A connection with Northern Italy, and more specifically Liguria, is also suggested by the escutcheon in the bas-de-page and the depiction of a peacock in the border of the first page of the Breviary (fol. 8r), respectively identifiable as the arms and the emblem of the Cybos, a patrician family of Genoa. The nature of the text (a breviary for members of regular and secular clergy) and the cross above the shield, indicates an ecclesiastic of high status as the original owner. Two members of the Cybo family were created bishops and cardinals in the second half of the fifteenth century: Cardinal Giovanni Battista Cybo (1432-1492) bishop of Savona (1466-1472) and Molfetta (1472-1484), and his young cousin Cardinal Lorenzo Cybo de Mari (1450/1-1503), archbishop of Benevento (1485-1503). As the cross above the arms shows the single horizontal limb of an episcopal cross, rather than the double traverse of the archiepiscopal one, the owner was Giovanni Battista Cybo before his election to the papacy as Pope Innocent VIII on 29 August 1484.

In November 1466 Giovanni Battista was made bishop of Savona, a town to the west of Genoa in the region of Liguria in Northern Italy; at the time under the government of the Duke of Milan, Galeazzo Maria Sforza. These political circumstances favoured the arrival in Liguria of artists from Lombardy who imported new models and a more sophisticated artistic style to provincial Liguria.
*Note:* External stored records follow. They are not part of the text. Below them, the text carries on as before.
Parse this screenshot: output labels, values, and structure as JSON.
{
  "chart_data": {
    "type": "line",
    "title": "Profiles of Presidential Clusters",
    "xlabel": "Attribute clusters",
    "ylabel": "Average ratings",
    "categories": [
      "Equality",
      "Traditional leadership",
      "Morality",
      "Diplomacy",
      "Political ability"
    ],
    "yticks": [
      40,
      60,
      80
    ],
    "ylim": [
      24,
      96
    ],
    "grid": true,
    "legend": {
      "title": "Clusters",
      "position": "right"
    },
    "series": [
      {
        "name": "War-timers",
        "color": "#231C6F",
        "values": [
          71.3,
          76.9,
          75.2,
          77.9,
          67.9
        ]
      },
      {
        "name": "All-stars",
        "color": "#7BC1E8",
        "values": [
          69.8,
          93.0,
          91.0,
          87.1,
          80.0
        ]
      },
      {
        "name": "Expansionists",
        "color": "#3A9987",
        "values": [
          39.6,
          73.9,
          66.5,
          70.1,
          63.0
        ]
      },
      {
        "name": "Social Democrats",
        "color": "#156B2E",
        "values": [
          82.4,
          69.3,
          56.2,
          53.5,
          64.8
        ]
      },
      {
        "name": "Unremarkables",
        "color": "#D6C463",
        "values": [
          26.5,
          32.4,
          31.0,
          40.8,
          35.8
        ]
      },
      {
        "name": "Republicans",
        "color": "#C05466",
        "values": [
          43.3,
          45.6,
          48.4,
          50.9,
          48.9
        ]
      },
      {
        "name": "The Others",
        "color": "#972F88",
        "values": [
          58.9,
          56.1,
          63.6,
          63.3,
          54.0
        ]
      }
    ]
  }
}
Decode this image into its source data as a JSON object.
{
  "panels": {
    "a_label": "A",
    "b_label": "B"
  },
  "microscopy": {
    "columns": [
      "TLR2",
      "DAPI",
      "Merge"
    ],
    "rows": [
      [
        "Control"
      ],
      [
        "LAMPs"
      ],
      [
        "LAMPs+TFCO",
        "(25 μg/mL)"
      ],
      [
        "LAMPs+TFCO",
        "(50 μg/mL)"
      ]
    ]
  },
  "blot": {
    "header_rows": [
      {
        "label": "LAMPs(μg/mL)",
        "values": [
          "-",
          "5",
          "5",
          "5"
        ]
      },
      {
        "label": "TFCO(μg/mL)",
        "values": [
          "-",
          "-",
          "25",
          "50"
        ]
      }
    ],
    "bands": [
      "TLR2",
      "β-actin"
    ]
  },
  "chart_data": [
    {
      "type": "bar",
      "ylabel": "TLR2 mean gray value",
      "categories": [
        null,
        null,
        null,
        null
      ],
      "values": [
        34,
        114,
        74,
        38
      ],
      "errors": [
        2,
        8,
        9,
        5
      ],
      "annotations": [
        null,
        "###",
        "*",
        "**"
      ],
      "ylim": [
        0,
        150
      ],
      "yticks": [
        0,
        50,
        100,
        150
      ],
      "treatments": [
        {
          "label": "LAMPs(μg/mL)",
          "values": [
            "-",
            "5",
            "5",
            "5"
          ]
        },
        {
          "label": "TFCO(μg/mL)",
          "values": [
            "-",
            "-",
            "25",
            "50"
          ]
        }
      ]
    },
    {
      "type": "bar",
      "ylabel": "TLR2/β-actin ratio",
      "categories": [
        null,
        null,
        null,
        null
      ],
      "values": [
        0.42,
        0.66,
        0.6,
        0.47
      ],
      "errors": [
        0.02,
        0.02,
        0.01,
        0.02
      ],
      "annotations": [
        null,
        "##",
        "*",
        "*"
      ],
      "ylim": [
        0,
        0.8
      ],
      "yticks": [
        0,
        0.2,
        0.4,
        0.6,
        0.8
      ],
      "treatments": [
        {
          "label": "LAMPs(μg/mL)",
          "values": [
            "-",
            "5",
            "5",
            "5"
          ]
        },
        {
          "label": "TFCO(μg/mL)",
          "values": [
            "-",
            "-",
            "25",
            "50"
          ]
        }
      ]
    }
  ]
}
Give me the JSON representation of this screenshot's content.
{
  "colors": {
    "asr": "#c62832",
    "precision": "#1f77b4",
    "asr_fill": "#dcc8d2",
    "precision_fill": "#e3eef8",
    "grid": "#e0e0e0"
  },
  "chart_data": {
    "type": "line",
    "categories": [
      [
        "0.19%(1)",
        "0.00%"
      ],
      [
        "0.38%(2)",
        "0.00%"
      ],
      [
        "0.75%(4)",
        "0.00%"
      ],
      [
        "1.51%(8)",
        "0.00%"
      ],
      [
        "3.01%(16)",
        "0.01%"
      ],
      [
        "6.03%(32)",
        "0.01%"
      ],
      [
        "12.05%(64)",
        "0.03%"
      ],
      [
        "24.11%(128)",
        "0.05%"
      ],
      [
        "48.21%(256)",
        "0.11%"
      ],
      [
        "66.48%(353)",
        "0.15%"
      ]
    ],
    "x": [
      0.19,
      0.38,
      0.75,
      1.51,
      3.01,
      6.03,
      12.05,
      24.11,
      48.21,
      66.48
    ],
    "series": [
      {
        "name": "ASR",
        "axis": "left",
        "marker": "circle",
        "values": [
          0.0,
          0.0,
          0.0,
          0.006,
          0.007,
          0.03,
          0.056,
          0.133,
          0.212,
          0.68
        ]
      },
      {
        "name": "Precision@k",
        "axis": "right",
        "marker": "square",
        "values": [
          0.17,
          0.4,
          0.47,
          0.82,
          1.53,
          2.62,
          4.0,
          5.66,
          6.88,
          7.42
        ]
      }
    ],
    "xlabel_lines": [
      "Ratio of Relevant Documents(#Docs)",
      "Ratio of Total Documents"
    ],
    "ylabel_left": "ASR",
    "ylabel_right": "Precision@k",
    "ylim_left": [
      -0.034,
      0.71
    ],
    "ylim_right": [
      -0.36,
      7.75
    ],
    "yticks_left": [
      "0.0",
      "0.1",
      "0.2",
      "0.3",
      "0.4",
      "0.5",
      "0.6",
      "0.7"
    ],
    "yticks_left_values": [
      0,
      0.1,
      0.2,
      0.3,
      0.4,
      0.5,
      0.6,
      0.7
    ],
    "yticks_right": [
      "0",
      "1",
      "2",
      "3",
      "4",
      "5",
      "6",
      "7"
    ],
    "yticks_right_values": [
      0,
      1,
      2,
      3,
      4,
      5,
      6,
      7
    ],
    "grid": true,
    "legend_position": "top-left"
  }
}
It is therefore conceivable that the two texts, the Temporal Breviary and the Liturgical Psalter, were brought together, decorated and assembled in a single volume in Liguria (Savona or Genoa) as a gift to Cybo as Bishop of Savona. Through the depiction of Cybo’s peacock and of the partridge and white rabbits in the margins of the opening of the Temporal Breviary, the decoration of the book seems to bestow upon the bishop a life of splendour, wisdom and knowledge, purity and truth, resurrection and ultimately immortality.

This high quality manuscript for Cybo’s private devotion and therefore after his death probably remained in the possession of his family, whereas books belonging to him as pontiff were kept in the papal library (now the Vatican Library). The volume was certainly in use after the pope’s death as an unprofessional hand added two notes relating to the death of Innocent VIII and the election of his successor Alexander Borgia in August 1492 to fol. 272v. It was possibly passed on to the pope’s cousin Cardinal Lorenzo Cybo de Mari, who had the pope’s tomb in the Vatican basilica completed by the leading painter and sculptor Antonio del Pollaiuolo in 1498 and his body buried in the bronze monument on January 1498. It is worth noting that the pope’s arms on the tomb are identical to those found in this book [see A. Wright, The Pollaiuolo brothers: the arts of Florence and Rome, New Haven, 2005, chapter XIII].

As the book is not listed in the inventory of the books bequeathed by Cardinal Lorenzo to the Cathedral of Benevento (see A. Zaro, “L’Inventario dei libri antichi della Biblioteca Capitolare di Benevento”, Samnium, viii (1935), pp. 5-25, in particular pp. 23-5), it is probable that it was passed on as a prized possession to other members of the Cybo family, including Cardinal Innocenzo Cybo (1491-1550), the grandson of Innocent VIII, appointed as cardinal by his uncle Leo X in 1513, and Cardinals Alderano (1613-1700) and Camillo (1681-1743).